2.12.10

Chloe. La intriga pasional invade la gran pantalla

Julianne Moore es una ginecóloga de éxito que sospecha de las infidelidades de su marido, Liam Neeson, profesor de música, para descubrirlos contrata los servicios de una joven e irresistible prostituta de lujo, Amanda Seyfried, para que esta después le cuente sus encuentros, llevándola hacia un destino diferente, un redescubrimiento de su vida sexual.
Este trío de actores consigue darle credibilidad a una historia que podría ser costumbrista, se detecta una auténtica química en la pantalla, tanto en los momentos de tranquilidad como en los momentos más pasionales.
Una historia que podría ser un típico argumento de infidelidades da un giro de guión perfecto, llevando al espectador hacia donde no había pensado. Atom Egoyan, director egipcio, acierta a la perfección al dirigir una cinta como esta, demostrando que sabe como crear la intriga a través de un argumento simple como es una infidelidad, que también podría ser la base para el argumento de una película de una tarde de sábado de una cadena privada.

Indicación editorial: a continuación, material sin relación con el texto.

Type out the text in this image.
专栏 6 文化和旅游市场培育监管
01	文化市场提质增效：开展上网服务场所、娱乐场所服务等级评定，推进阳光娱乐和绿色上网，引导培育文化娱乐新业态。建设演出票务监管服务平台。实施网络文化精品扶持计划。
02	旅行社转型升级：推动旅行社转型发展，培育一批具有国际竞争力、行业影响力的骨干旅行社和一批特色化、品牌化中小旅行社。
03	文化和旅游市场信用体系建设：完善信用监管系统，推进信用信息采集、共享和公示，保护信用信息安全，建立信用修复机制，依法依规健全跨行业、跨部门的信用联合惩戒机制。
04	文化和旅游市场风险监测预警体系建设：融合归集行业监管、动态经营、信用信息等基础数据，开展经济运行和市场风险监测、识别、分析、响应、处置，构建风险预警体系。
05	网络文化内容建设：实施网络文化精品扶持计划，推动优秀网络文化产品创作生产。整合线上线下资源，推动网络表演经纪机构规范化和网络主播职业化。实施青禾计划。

La suma de grandes actores, además de profesionales, un guión sorprendente y una excelente dirección crea una película que sorprenderá a más de uno. A pesar de todo ello, llega un punto en que la historia se convierte en un morbo desmedido, y la pasión llena la pantalla hasta lo exagerado cansando al espectador con la malicia y prejuicios de los personajes.
Una cinta con una buena base pero que al final sus altibajos argumentales cansan, primero sorprende y gusta, pero a medida que avanza la historia se vuelve repetitiva con detalles innecesarios, haciendo que el espectador vea que no es nada nuevo, sino una versión con calidad de los filmes que nadie ve de las tardes de los fines de semana.